American Baptist Home Mission Societies wants to help change these statistics for the better. That is why we’re providing leadership through the Interfaith Disability Advocacy Coalition, a program of the American Association of People with Disabilities, in its partnership with the American Psychiatric Association. This effort brings together religious leaders and psychiatrists to determine how we can better collaborate to reduce stigma and provide help and healing for those will mental health conditions.
This partnership grew out of a conversation with Paul Summergrad, head of the department of psychiatry at Tufts University and president of the APA. We met over lunch at the White House Conference on Mental Health on June 3, 2013. As we talked about the respective aims and interests of our organizations, we recognized we each had something to offer the other. So we decided to meet again the next time Dr. Summergrad was in Washington.
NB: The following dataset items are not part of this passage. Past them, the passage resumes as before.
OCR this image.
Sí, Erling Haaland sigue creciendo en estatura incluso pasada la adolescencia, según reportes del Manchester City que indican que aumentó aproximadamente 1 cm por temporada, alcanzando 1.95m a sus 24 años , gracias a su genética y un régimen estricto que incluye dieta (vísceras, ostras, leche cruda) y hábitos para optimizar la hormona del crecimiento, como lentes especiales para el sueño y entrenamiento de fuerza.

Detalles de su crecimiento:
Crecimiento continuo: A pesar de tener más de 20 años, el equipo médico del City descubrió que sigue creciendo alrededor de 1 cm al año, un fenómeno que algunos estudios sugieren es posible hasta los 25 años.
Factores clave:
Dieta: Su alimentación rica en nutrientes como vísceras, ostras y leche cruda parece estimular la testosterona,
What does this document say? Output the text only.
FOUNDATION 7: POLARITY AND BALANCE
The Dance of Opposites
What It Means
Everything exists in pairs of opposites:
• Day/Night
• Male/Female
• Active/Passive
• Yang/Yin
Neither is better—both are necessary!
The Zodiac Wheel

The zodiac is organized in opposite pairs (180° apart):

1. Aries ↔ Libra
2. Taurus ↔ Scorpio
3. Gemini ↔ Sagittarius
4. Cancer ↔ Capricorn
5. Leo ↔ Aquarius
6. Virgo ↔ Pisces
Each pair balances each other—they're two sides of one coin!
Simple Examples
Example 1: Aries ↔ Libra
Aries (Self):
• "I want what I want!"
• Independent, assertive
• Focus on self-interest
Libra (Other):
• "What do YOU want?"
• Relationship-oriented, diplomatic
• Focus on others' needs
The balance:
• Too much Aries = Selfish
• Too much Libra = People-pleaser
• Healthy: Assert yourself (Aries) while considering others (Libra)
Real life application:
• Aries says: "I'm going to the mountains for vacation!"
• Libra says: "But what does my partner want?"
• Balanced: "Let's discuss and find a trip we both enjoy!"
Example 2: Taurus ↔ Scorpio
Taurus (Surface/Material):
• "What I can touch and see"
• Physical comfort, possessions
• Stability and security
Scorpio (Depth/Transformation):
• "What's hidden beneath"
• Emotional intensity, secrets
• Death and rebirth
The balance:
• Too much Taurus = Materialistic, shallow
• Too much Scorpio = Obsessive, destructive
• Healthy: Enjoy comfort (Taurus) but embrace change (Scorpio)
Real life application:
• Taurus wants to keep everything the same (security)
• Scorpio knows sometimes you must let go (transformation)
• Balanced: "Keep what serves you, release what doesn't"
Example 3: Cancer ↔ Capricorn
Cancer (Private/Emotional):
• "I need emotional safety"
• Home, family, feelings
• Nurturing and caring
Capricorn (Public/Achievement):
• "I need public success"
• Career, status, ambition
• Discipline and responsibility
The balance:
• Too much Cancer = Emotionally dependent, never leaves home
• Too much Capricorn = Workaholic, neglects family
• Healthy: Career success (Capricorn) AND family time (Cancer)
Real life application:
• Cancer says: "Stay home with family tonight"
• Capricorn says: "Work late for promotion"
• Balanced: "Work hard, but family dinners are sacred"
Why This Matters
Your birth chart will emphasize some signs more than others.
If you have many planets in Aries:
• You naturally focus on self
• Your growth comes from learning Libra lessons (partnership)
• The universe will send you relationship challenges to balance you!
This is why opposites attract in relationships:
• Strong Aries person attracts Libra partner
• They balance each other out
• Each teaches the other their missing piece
Subsequently, we brought together the leadership of IDAC and APA for a series of meetings to further the work we will do together, which began with a gathering of religious leaders and psychiatrists at APA’s headquarters in July 2014. At this Mental Health and Faith Community Partnership Meeting, participants sought to bring the best of their respective traditions and practices to bear together to create resources and opportunities for mutual understanding and action among members of the faith and psychiatric communities. Our discussion centered on the following goals:
• Establishing an ongoing dialogue between psychiatrists and clergy;
• Surveying organizations and resources that are already active at the intersection of mental health and faith;
• Acknowledging and addressing the stress and mental health needs of clergy and other religious leaders;
• Creating new resources to train religious leaders about mental health issues;
• Improving mental health education offered in seminaries and pastoral and continuing education programs;
• Exploring ways for medical schools and psychiatric residency training programs to address the importance of faith communities as a component of mental health recovery;
• Creating new resources which are useful to psychiatrists about faith and faith communities in mental health recovery.
Some of those who attended the meeting are contributors to the latest issue of The Christian Citizen, which focuses on “Communities of Care: The Church and Mental Illness.” Their words, and those of others in this issue, speak with a wisdom borne of personal or familial experience as well as years of ministry with those with mental health conditions. They are witnesses to the inadequacies of current community-based services and supports for individuals and families but also to what is possible when we step out in love and service in ministry with those with mental illness.
It is our hope this issue will spark an interest in mental health ministry in churches throughout the United States and that congregations already engaged in this ministry will find new resources and encouragement. Moreover, we continue to hope and anticipate the good God will do in and through the Mental Health and Faith Community Partnership to reduce stigma and improve the quality and accessibility of care for individuals and families living with mental illness.